The wounded hen leapt up again and again in agony, splattering blood as it flew about. Blood spurted from its neck.
But Ranvir had passed the test.
‘Stand up, Ranvir!’ Masterji said, patting him on the back. ‘You have the necessary strength of will, you have determination too, even though your hand is
still not very steady. You have passed the initiation test.’ He bent down, dipped his finger in the blood on the stone slab and put a teeka with it on Ranvir’s forehead, thus inducting him into the category of the initiates.
Ranvir still stood in a daze, his head reeling. But on hearing Masterji’s words, though vaguely, he felt gratified.
They had managed to procure all the necessary things except cauldrons that were needed for boiling oil.
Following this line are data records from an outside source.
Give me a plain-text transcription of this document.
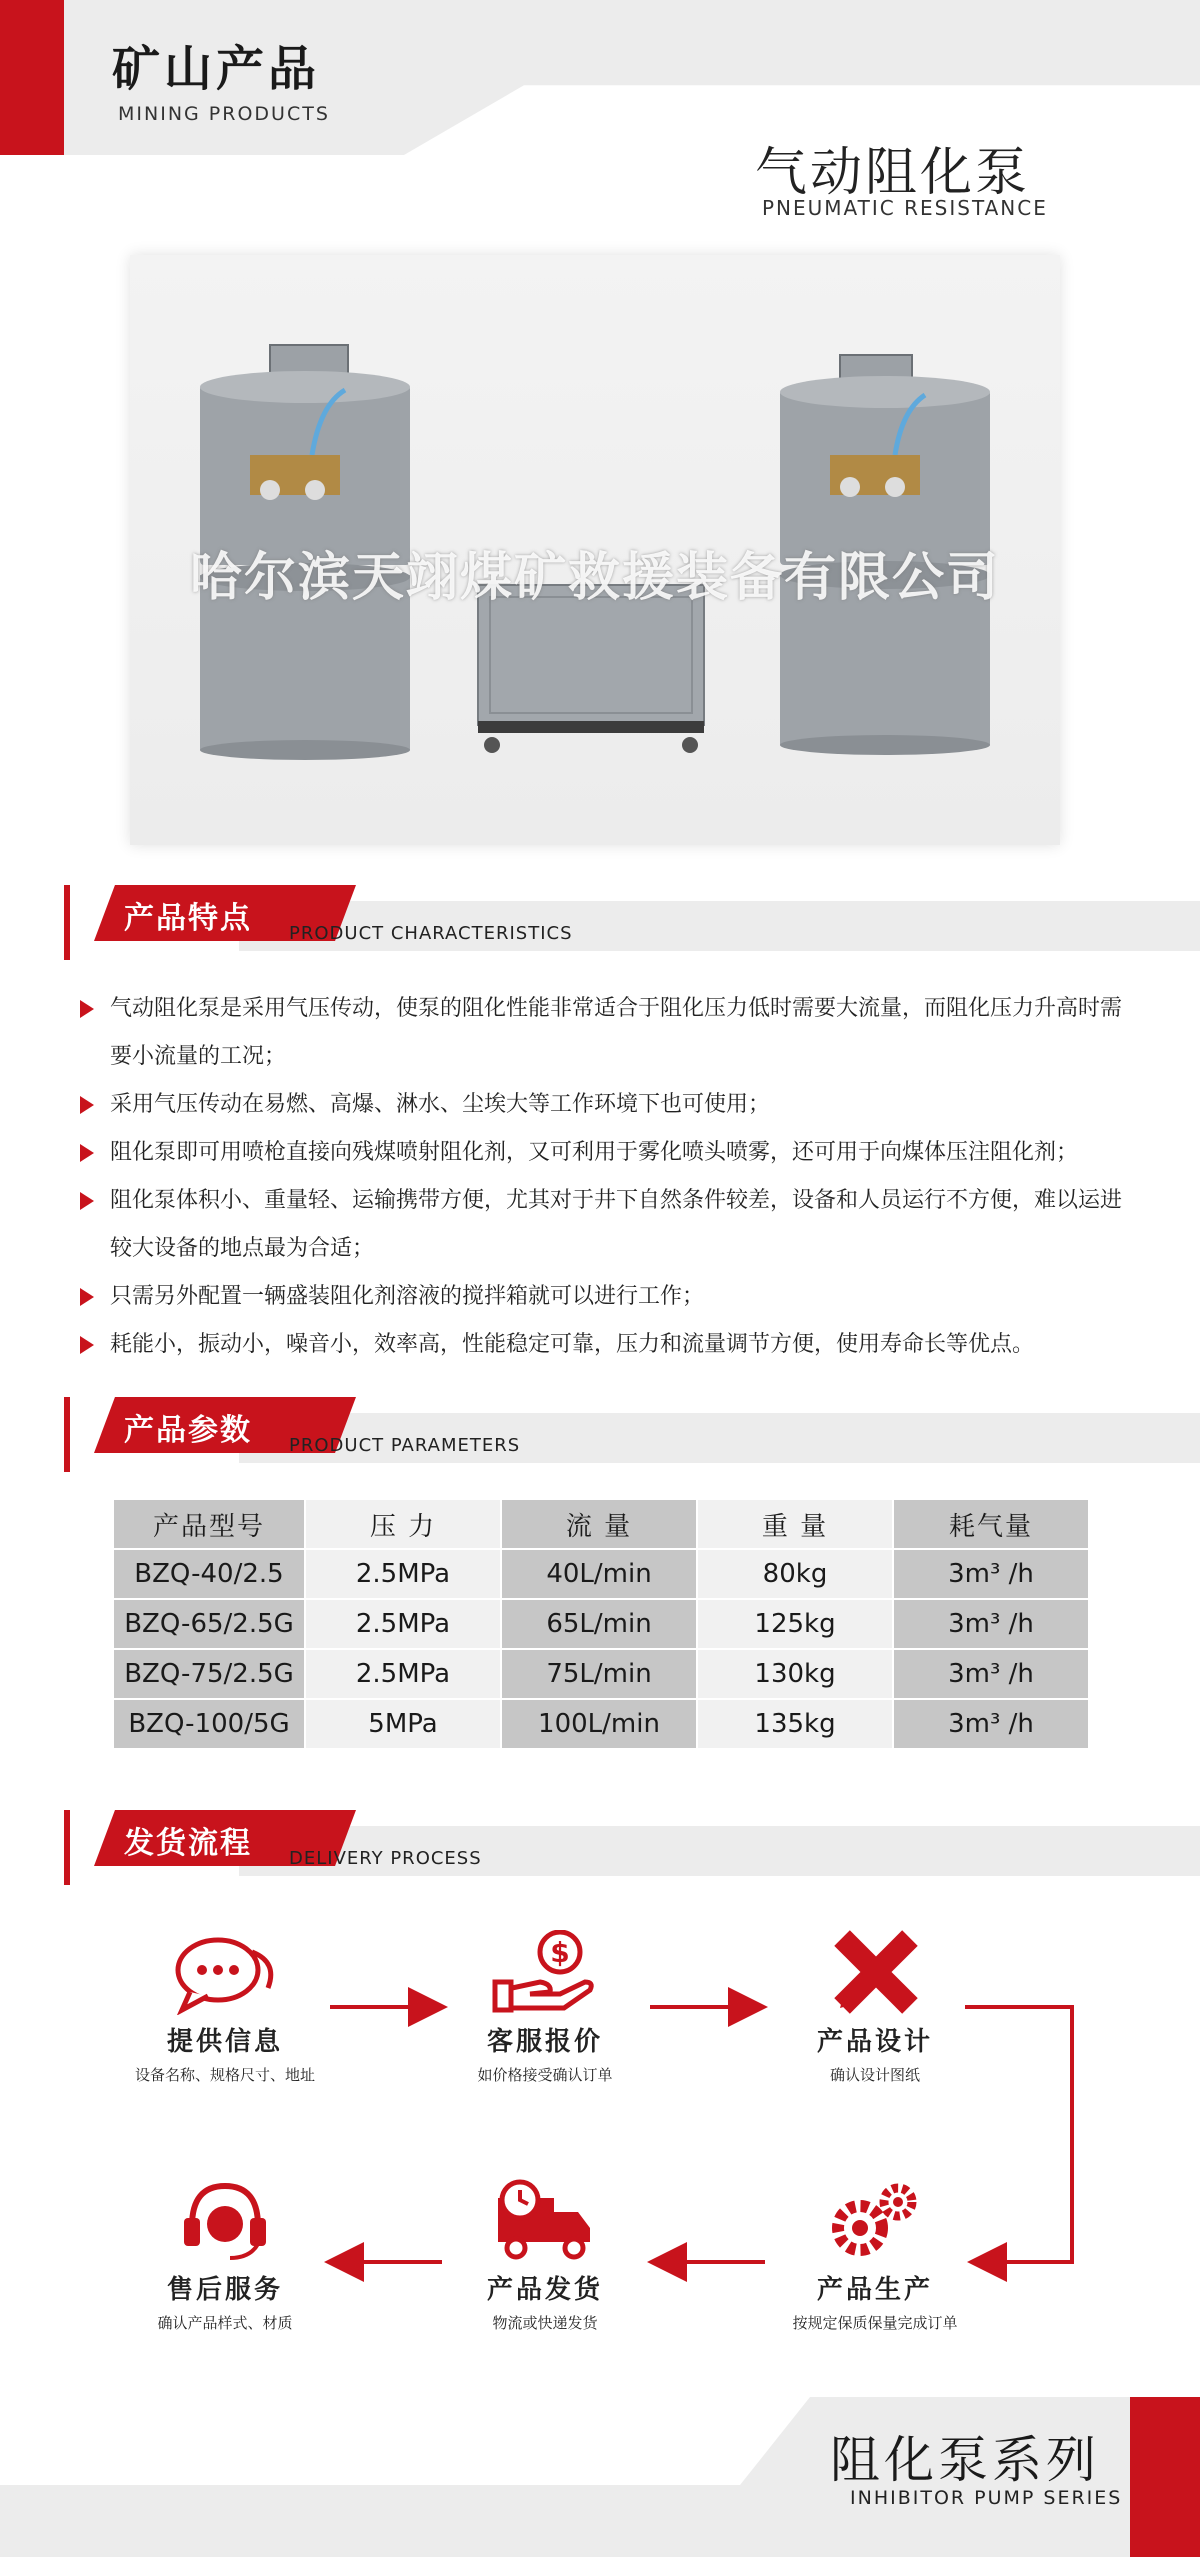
矿山产品
MINING PRODUCTS
气动阻化泵
PNEUMATIC RESISTANCE
哈尔滨天翊煤矿救援装备有限公司
产品特点 PRODUCT CHARACTERISTICS
气动阻化泵是采用气压传动，使泵的阻化性能非常适合于阻化压力低时需要大流量，而阻化压力升高时需要小流量的工况；
采用气压传动在易燃、高爆、淋水、尘埃大等工作环境下也可使用；
阻化泵即可用喷枪直接向残煤喷射阻化剂，又可利用于雾化喷头喷雾，还可用于向煤体压注阻化剂；
阻化泵体积小、重量轻、运输携带方便，尤其对于井下自然条件较差，设备和人员运行不方便，难以运进较大设备的地点最为合适；
只需另外配置一辆盛装阻化剂溶液的搅拌箱就可以进行工作；
耗能小，振动小，噪音小，效率高，性能稳定可靠，压力和流量调节方便，使用寿命长等优点。
产品参数 PRODUCT PARAMETERS
产品型号	压 力	流 量	重 量	耗气量
BZQ-40/2.5	2.5MPa	40L/min	80kg	3m³ /h
BZQ-65/2.5G	2.5MPa	65L/min	125kg	3m³ /h
BZQ-75/2.5G	2.5MPa	75L/min	130kg	3m³ /h
BZQ-100/5G	5MPa	100L/min	135kg	3m³ /h
发货流程 DELIVERY PROCESS
提供信息
设备名称、规格尺寸、地址
$
客服报价
如价格接受确认订单
产品设计
确认设计图纸
产品生产
按规定保质保量完成订单
产品发货
物流或快递发货
售后服务
确认产品样式、材质
阻化泵系列
INHIBITOR PUMP SERIES
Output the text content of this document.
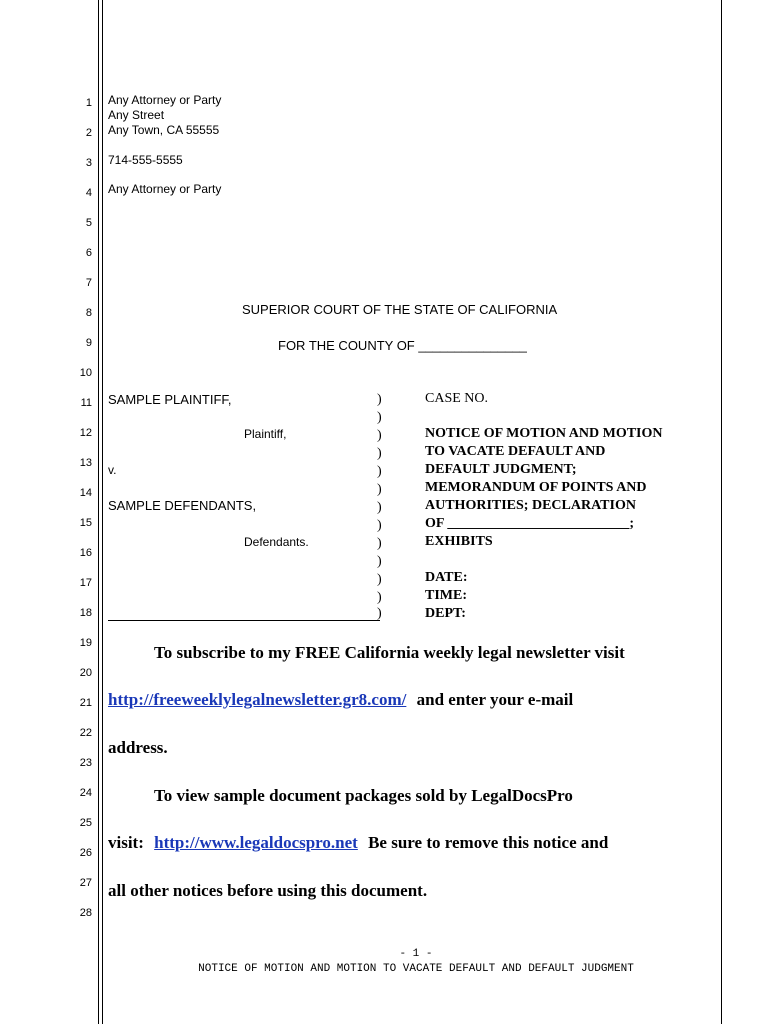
1
2
3
4
5
6
7
8
9
10
11
12
13
14
15
16
17
18
19
20
21
22
23
24
25
26
27
28
Any Attorney or Party
Any Street
Any Town, CA 55555
714-555-5555
Any Attorney or Party
SUPERIOR COURT OF THE STATE OF CALIFORNIA
FOR THE COUNTY OF _______________
SAMPLE PLAINTIFF,
Plaintiff,
v.
SAMPLE DEFENDANTS,
Defendants.
)
)
)
)
)
)
)
)
)
)
)
)
)
CASE NO.
NOTICE OF MOTION AND MOTION
TO VACATE DEFAULT AND
DEFAULT JUDGMENT;
MEMORANDUM OF POINTS AND
AUTHORITIES; DECLARATION
OF __________________________;
EXHIBITS
DATE:
TIME:
DEPT:
To subscribe to my FREE California weekly legal newsletter visit
http://freeweeklylegalnewsletter.gr8.com/ and enter your e-mail
address.
To view sample document packages sold by LegalDocsPro
visit: http://www.legaldocspro.net Be sure to remove this notice and
all other notices before using this document.
- 1 -
NOTICE OF MOTION AND MOTION TO VACATE DEFAULT AND DEFAULT JUDGMENT
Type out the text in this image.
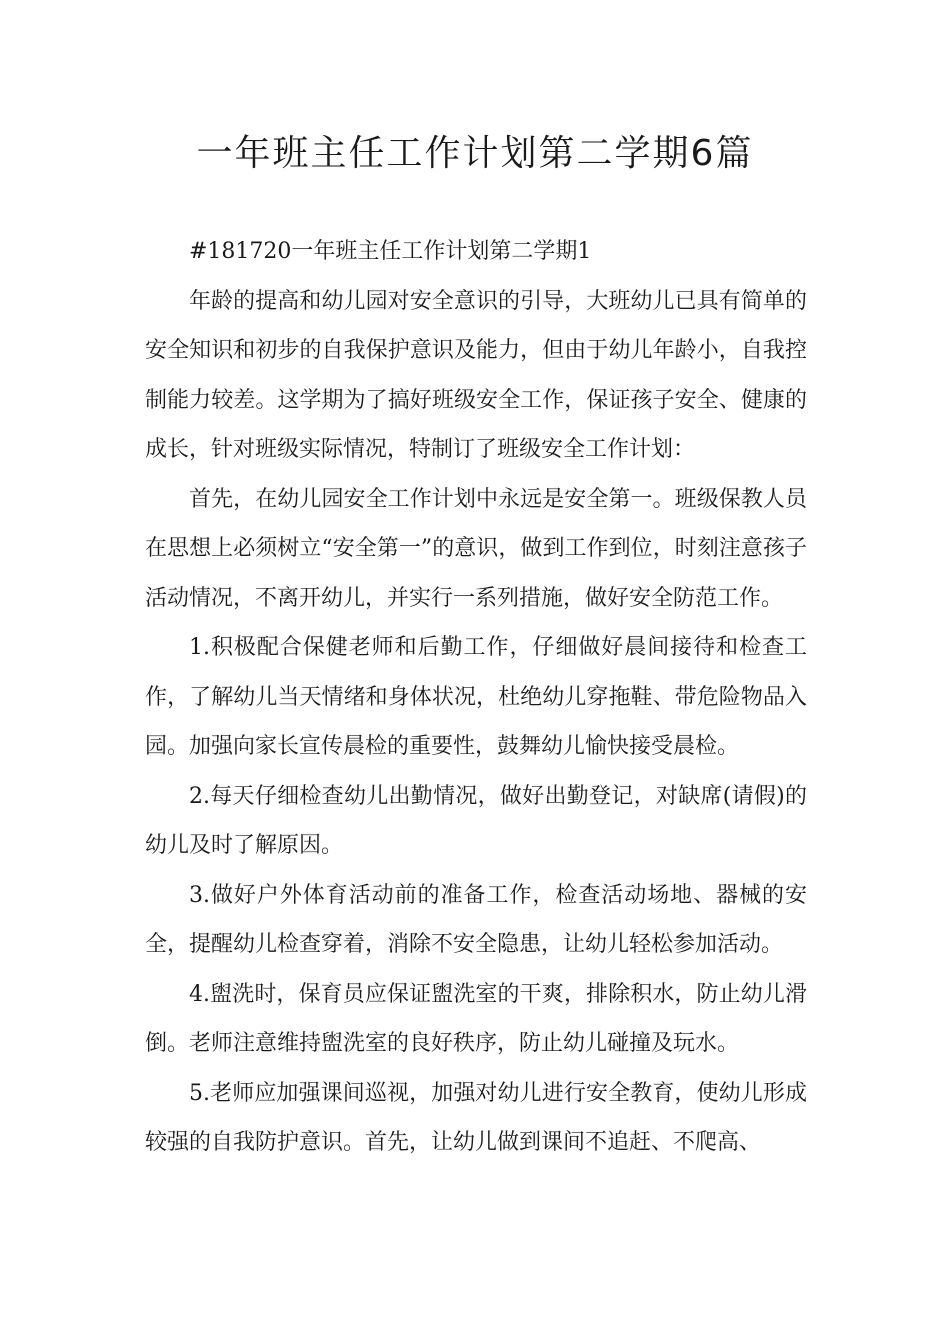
一年班主任工作计划第二学期6篇

#181720一年班主任工作计划第二学期1

年龄的提高和幼儿园对安全意识的引导，大班幼儿已具有简单的安全知识和初步的自我保护意识及能力，但由于幼儿年龄小，自我控制能力较差。这学期为了搞好班级安全工作，保证孩子安全、健康的成长，针对班级实际情况，特制订了班级安全工作计划：

首先，在幼儿园安全工作计划中永远是安全第一。班级保教人员在思想上必须树立“安全第一”的意识，做到工作到位，时刻注意孩子活动情况，不离开幼儿，并实行一系列措施，做好安全防范工作。

1.积极配合保健老师和后勤工作，仔细做好晨间接待和检查工作，了解幼儿当天情绪和身体状况，杜绝幼儿穿拖鞋、带危险物品入园。加强向家长宣传晨检的重要性，鼓舞幼儿愉快接受晨检。

2.每天仔细检查幼儿出勤情况，做好出勤登记，对缺席(请假)的幼儿及时了解原因。

3.做好户外体育活动前的准备工作，检查活动场地、器械的安全，提醒幼儿检查穿着，消除不安全隐患，让幼儿轻松参加活动。

4.盥洗时，保育员应保证盥洗室的干爽，排除积水，防止幼儿滑倒。老师注意维持盥洗室的良好秩序，防止幼儿碰撞及玩水。

5.老师应加强课间巡视，加强对幼儿进行安全教育，使幼儿形成较强的自我防护意识。首先，让幼儿做到课间不追赶、不爬高、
Everything had been arranged neatly on the window-sill—three knives, a dagger, and a kirpan. Ten lathis had been stacked in one corner of the room, each had a brass-head with spikes at the other end. On the wall hung three bows and arrows. Bodhraj could shoot an arrow lying down. He could take aim at a target by listening to a sound, or by looking at its reflection in a mirror. He could even cut a hanging thread into two with his arrow. He had pointed metal-heads fixed to his arrows, and expatiated on their special features to his fellow ‘warriors’.
‘If you rub arsenic on the arrow tip, it will become a poison-arrow; if you rub camphor on it, it will become a fire-arrow, that is, it will produce fire wherever it strikes; if you put blue vitriol on it, it will produce poison gas on striking its target.’
Dharam Vir had managed to filch his uncle’s leather-belt which had empty cartridges fitted into it. That too was hanging on the wall. The room looked like an arsenal store, and in acknowledgement to that, Ranvir had put up a sign-board saying ‘Arsenal’ in bold letters right above the door.
But the most important of vanaprasthiji’s instructions concerning the boiling of linseed oil had not yet been implemented. None of the young men had been able to secure a cauldron big enough to boil a canful of oil. A can of oil however had been obtained and it was lying against a wall on one side. Each representative of the youth committee had contributed four annas from his pocket money to meet part of its cost, the balance was to be paid to the provision store later. Now, the cauldron was the only hitch. Even the temple, where every other day congregational lunches took place, did not have one.